The LoHud: A state-imposed, one-size-fits-all approach to reform is naïve and counter-productive. Many suburban school systems do a fine job, pushing their students to excel while leaving room for creativity, individualism and local emphasis on the arts. Here’s the thing: parents and local school officials always have a better sense of their schools’ strengths and weaknesses than state and federal bureaucrats trying to adapt business models to education. The state’s approach to reform is foolish and losing credibility by the day. Get out of our backyards.
The Common Core learning standards
The State: The Common Core standards are smarter, more up-to-the-moment and, yes, tougher than our former educational goals. They present a coherent, rich framework for what students need to know and how students need to be able to think. School districts can still devise their own curricula, lesson plans and creative local programming – as long as students meet the standards. Yes, the transition to the Common Core is difficult and challenging but cannot wait. Today’s students deserve the best possible education this year and next year, not when schools feel they are comfortable with the Core.
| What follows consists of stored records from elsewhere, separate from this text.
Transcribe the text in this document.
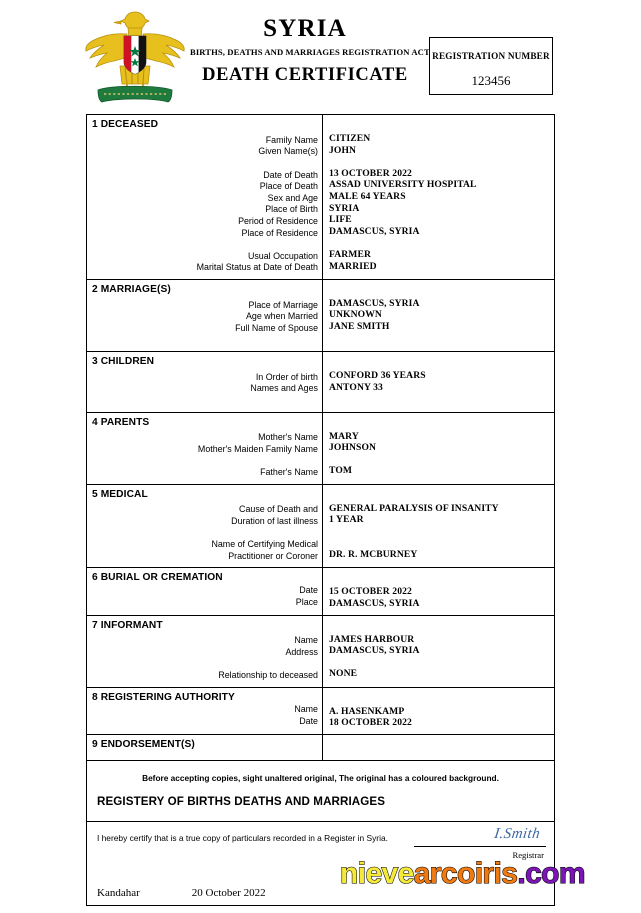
SYRIA
BIRTHS, DEATHS AND MARRIAGES REGISTRATION ACT
DEATH CERTIFICATE
REGISTRATION NUMBER
123456
1 DECEASED
Family Name
Given Name(s)
Date of Death
Place of Death
Sex and Age
Place of Birth
Period of Residence
Place of Residence
Usual Occupation
Marital Status at Date of Death
CITIZEN
JOHN
13 OCTOBER 2022
ASSAD UNIVERSITY HOSPITAL
MALE 64 YEARS
SYRIA
LIFE
DAMASCUS, SYRIA
FARMER
MARRIED
2 MARRIAGE(S)
Place of Marriage
Age when Married
Full Name of Spouse
DAMASCUS, SYRIA
UNKNOWN
JANE SMITH
3 CHILDREN
In Order of birth
Names and Ages
CONFORD 36 YEARS
ANTONY 33
4 PARENTS
Mother's Name
Mother's Maiden Family Name
Father's Name
MARY
JOHNSON
TOM
5 MEDICAL
Cause of Death and
Duration of last illness
Name of Certifying Medical
Practitioner or Coroner
GENERAL PARALYSIS OF INSANITY
1 YEAR
DR. R. MCBURNEY
6 BURIAL OR CREMATION
Date
Place
15 OCTOBER 2022
DAMASCUS, SYRIA
7 INFORMANT
Name
Address
Relationship to deceased
JAMES HARBOUR
DAMASCUS, SYRIA
NONE
8 REGISTERING AUTHORITY
Name
Date
A. HASENKAMP
18 OCTOBER 2022
9 ENDORSEMENT(S)
Before accepting copies, sight unaltered original, The original has a coloured background.
REGISTERY OF BIRTHS DEATHS AND MARRIAGES
I hereby certify that is a true copy of particulars recorded in a Register in Syria.	I.Smith
Registrar
Kandahar	20 October 2022
nievearcoiris.com
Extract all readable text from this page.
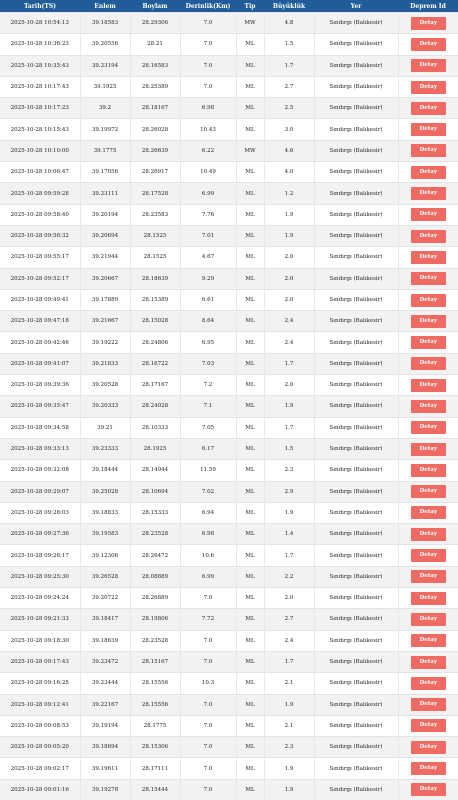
Tarih(TS)	Enlem	Boylam	Derinlik(Km)	Tip	Büyüklük	Yer	Deprem Id
2025-10-28 10:54:13	39.18583	28.29306	7.0	MW	4.8	Sındırgı (Balıkesir)	Detay
2025-10-28 10:36:23	39.20556	28.21	7.0	ML	1.5	Sındırgı (Balıkesir)	Detay
2025-10-28 10:35:43	39.23194	28.16583	7.0	ML	1.7	Sındırgı (Balıkesir)	Detay
2025-10-28 10:17:43	39.1925	28.25389	7.0	ML	2.7	Sındırgı (Balıkesir)	Detay
2025-10-28 10:17:23	39.2	28.18167	6.98	ML	2.5	Sındırgı (Balıkesir)	Detay
2025-10-28 10:15:43	39.19972	28.26028	10.43	ML	3.0	Sındırgı (Balıkesir)	Detay
2025-10-28 10:10:00	39.1775	28.26639	6.22	MW	4.6	Sındırgı (Balıkesir)	Detay
2025-10-28 10:06:47	39.17056	28.26917	10.49	ML	4.0	Sındırgı (Balıkesir)	Detay
2025-10-28 09:59:28	39.23111	28.17528	6.99	ML	1.2	Sındırgı (Balıkesir)	Detay
2025-10-28 09:58:40	39.20194	28.23583	7.76	ML	1.9	Sındırgı (Balıkesir)	Detay
2025-10-28 09:56:32	39.20694	28.1525	7.01	ML	1.9	Sındırgı (Balıkesir)	Detay
2025-10-28 09:55:17	39.21944	28.1525	4.67	ML	2.0	Sındırgı (Balıkesir)	Detay
2025-10-28 09:52:17	39.20667	28.18639	9.29	ML	2.0	Sındırgı (Balıkesir)	Detay
2025-10-28 09:49:41	39.17889	28.15389	6.61	ML	2.0	Sındırgı (Balıkesir)	Detay
2025-10-28 09:47:18	39.21667	28.15028	8.64	ML	2.4	Sındırgı (Balıkesir)	Detay
2025-10-28 09:42:46	39.19222	28.24806	6.95	ML	2.4	Sındırgı (Balıkesir)	Detay
2025-10-28 09:41:07	39.21833	28.16722	7.03	ML	1.7	Sındırgı (Balıkesir)	Detay
2025-10-28 09:39:36	39.20528	28.17167	7.2	ML	2.0	Sındırgı (Balıkesir)	Detay
2025-10-28 09:35:47	39.20333	28.24028	7.1	ML	1.9	Sındırgı (Balıkesir)	Detay
2025-10-28 09:34:58	39.21	28.10333	7.05	ML	1.7	Sındırgı (Balıkesir)	Detay
2025-10-28 09:33:13	39.23333	28.1925	6.17	ML	1.5	Sındırgı (Balıkesir)	Detay
2025-10-28 09:32:08	39.18444	28.14944	11.59	ML	2.3	Sındırgı (Balıkesir)	Detay
2025-10-28 09:29:07	39.25028	28.10694	7.02	ML	2.9	Sındırgı (Balıkesir)	Detay
2025-10-28 09:28:03	39.18833	28.15333	6.94	ML	1.9	Sındırgı (Balıkesir)	Detay
2025-10-28 09:27:36	39.19583	28.23528	6.98	ML	1.4	Sındırgı (Balıkesir)	Detay
2025-10-28 09:26:17	39.12306	28.26472	10.6	ML	1.7	Sındırgı (Balıkesir)	Detay
2025-10-28 09:25:30	39.26528	28.08889	6.99	ML	2.2	Sındırgı (Balıkesir)	Detay
2025-10-28 09:24:24	39.20722	28.26889	7.0	ML	2.0	Sındırgı (Balıkesir)	Detay
2025-10-28 09:21:33	39.18417	28.19806	7.72	ML	2.7	Sındırgı (Balıkesir)	Detay
2025-10-28 09:18:30	39.18639	28.23528	7.0	ML	2.4	Sındırgı (Balıkesir)	Detay
2025-10-28 09:17:43	39.23472	28.15167	7.0	ML	1.7	Sındırgı (Balıkesir)	Detay
2025-10-28 09:16:25	39.23444	28.15556	10.3	ML	2.1	Sındırgı (Balıkesir)	Detay
2025-10-28 09:12:41	39.22167	28.15556	7.0	ML	1.9	Sındırgı (Balıkesir)	Detay
2025-10-28 09:08:53	39.19194	28.1775	7.0	ML	2.1	Sındırgı (Balıkesir)	Detay
2025-10-28 09:05:20	39.18694	28.15306	7.0	ML	2.3	Sındırgı (Balıkesir)	Detay
2025-10-28 09:02:17	39.19611	28.17111	7.0	ML	1.9	Sındırgı (Balıkesir)	Detay
2025-10-28 09:01:16	39.19278	28.15444	7.0	ML	1.9	Sındırgı (Balıkesir)	Detay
The LoHud: The standards are pretty good, better in some areas than others. We need time to review them. However, any good will that the Common Core might have inspired is being lost because its implementation in New York has been irresponsibly rushed. We’re building the plane in mid-flight. The standards for each grade assume that students have grown up with the Common Core, but they haven’t. Teachers and curriculum leaders are grasping to figure out what the state wants instead of doing their jobs. The roll-out needs to be halted for a couple of years so we can figure out what comes next. Stop the madness.
The State: A limited amount of standardized testing is a necessary way to see if students are progressing. The results can be used as a tool to improve instruction. Our new tests are tougher but also better. We had to put them in place right away to ensure districts would align themselves to the Common Core. Without the new tests, the change would have been too slow. We need to find ways to reduce overall testing, in part by encouraging districts to use other methods for their teacher evaluations. And, yes, we will keep moving toward on-line testing until we’re ready.
The LoHud: Are you kidding? You want us to reduce testing? We set up new pre- and post-tests because we had to rush our teacher evaluations systems into place. The new 3-8 tests set us up for failure to prove your contentions that the schools are failing. Your cut scores are non-sense (which the state quietly acknowledges by not requiring remediation for all students who failed to hit state targets). Now you won’t let us see the tests, meaning that we can’t learn what our students need. And now the state is introducing new high school tests? Here we go again. Oh, by the way, we have a million questions that have to be answered before we’re ready for on-line tests.
The State: The new APPR system will result in better classroom instruction. Now all teachers are being observed on a regular basis and administrators are focused on helping each teacher become the best he or she can be. Using student test scores to help measure the impact of teachers was difficult but daring — and has made our evaluations more precise. Success! Don’t forget: 80 percent of a teacher’s overall evaluation is determined by locally chosen measures.
The LoHud: Ugh! There is no way that the time and money we were forced to put into the new evaluation system was worth it. Districts in this region already had serious, meaningful evaluation systems. We’ve learned little from the new system, despite having to work like crazy for over a year, putting aside other priorities, to satisfy the state. The bottom line is that no one can draw conclusions about a teacher by comparing his or her score to another teacher elsewhere in the state. Each district – each school – measures things differently. But we’re stuck with the scores, anyway.
Sending student data to inBloom
The State: Analyzing student data is at the forefront of education reform. We need to measure whatever information we have to better serve students. It is a priority.
The LoHud: Are you nuts? We can analyze data in-house with BOCES. If we ship identifiable student records to a private cloud, we’ll never get it back. Who knows how it will be used 5 or 10 years from now to track students. It’s a ridiculous, unethical idea and the fact the state won’t listen to us is making us crazy.
Mandates and spending
The State: New York spends plenty on education, more than on anything else. Districts should have what they need to produce better results.
The LoHud: Is the Education Department even aware of the property tax-levy cap? We can’t raise revenues, but they keep burying us under programs and requirements that force us to spend money on things we don’t want. Meanwhile, we’re cutting staff and programs. For what?
The State: Districts still have control. We’re just helping them to better use it.
The LoHud: We’re losing control. Leave us alone.